German political parties function in a fashion that most Americans are not familiar with, so this blog/essay.....is sort of an introduction to how the German political slant occurs.
In each village or town....let's say a population of 1000 residents.....there will be a local pub, bar, or cafe. There might be anywhere from two to a dozen different political parties set up in the town. They organize a meeting and advertise for a meeting at the pub. Serious folks will show up, register, and note themselves as a 'member' of that party in the village.
The political party chief for that one single party, in that one single village.....is a mouth-piece for the town, the county, the state and the national party.
At some point, polls and votes will be taken at the pub on occasion, to show support for one position or another.....giving the membership the feeling that they are being heard. The national guys rely upon this type of vote (call it a pub-vote, if you want) to give them a signal that they've got support to press on an agenda.

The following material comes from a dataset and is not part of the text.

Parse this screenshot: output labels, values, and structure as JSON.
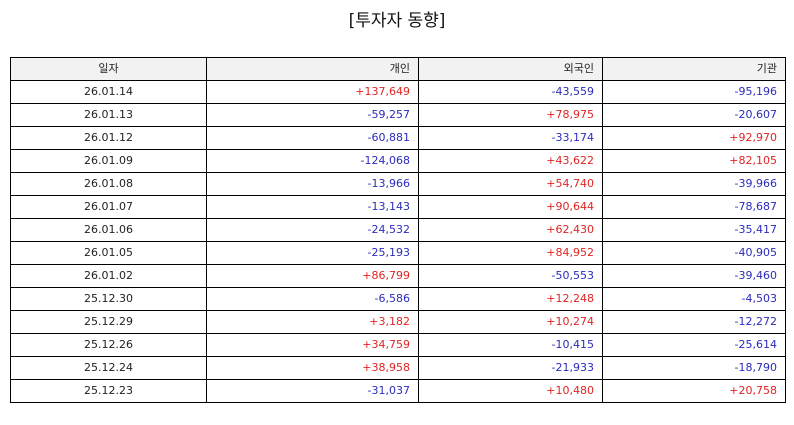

When you look at the CSU support for the Maut-tax deal that would affect foreign drivers entering Germany.....the CSU tested the waters in the spring and summer of 2013, finding that their membership were pushing this topic near the top and showing a bit of frustration that tax revenue wasn't being taken in some way. Course, no one in these pub-chats ever got around to how it would work, or how much it would cost. The topic was just generalized to some degree, where some simplicity existed and it could be understood in five to ten minutes.
All of this local pub-meetings will lead to a regional meeting where the town's talking head political guy will represent his folks, and meet up at some hotel conference center on a Saturday, and spend an entire day talking politics with other talking-heads. Another poll will be held and more support will be given for another agenda step.

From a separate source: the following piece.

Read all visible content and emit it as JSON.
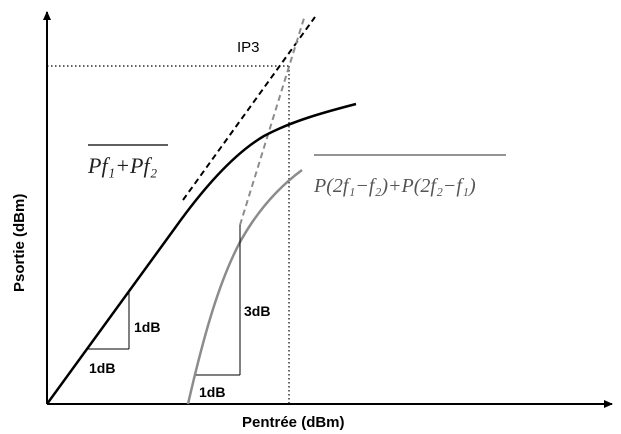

These meetings lead onto state meetings every month or two, where the regional heads will confer and discuss state and national politics. Again, polls will be taken, and votes cast for or against something.
Then those leaders will meet up for a national meeting....again at some hotel or public conference center. Again, polls will be taken, and votes cast for or against something.
So, when you get to the national level.....it's really a grassroots topic and supported by a majority of the membership, who they can count on for elections.
The independent voter? He or she....are the tough part about how this all works. They don't show up at any pub-meeting, and might flip-flop on various topics.
How many folks from a village of 1,000 attend such meetings? It's hard to say and might go higher or lower....depending on the make-up, economic condition of the village, and enthusiasm. The fact oddball parties flourish and exist.....might suggest that a small portion are active in politics and lack any enthusiasm for any of the top six parties. Here in the Rhine Valley area....there are a couple of Christian-theme political parties, which rarely exist in other parts of Germany.
All of this leads a person to view the apparatus as bulky but generally allowing membership from the lowest guy to the highest platform....to participate. You may not win a regional, state or national election in this way....but members have their say on a fairly frequent basis.
A functionary process like in the US? We would center the topics on local and regional subjects, and start to rationalize that most of these mythical BIG topics that get pushed around for national politics....really aren't that important when compared to what a guy says from his local town, while sitting in a pub and sipping a beer. We'd rationalize a different priority, and shock the national folks. So, for this reason, I don't see the national party folks (either party) wanting to gimmick up the system with the local guys talking.
What works in Germany.....generally works. What works elsewhere.....draws off local circumstances and limits. It is, what it is.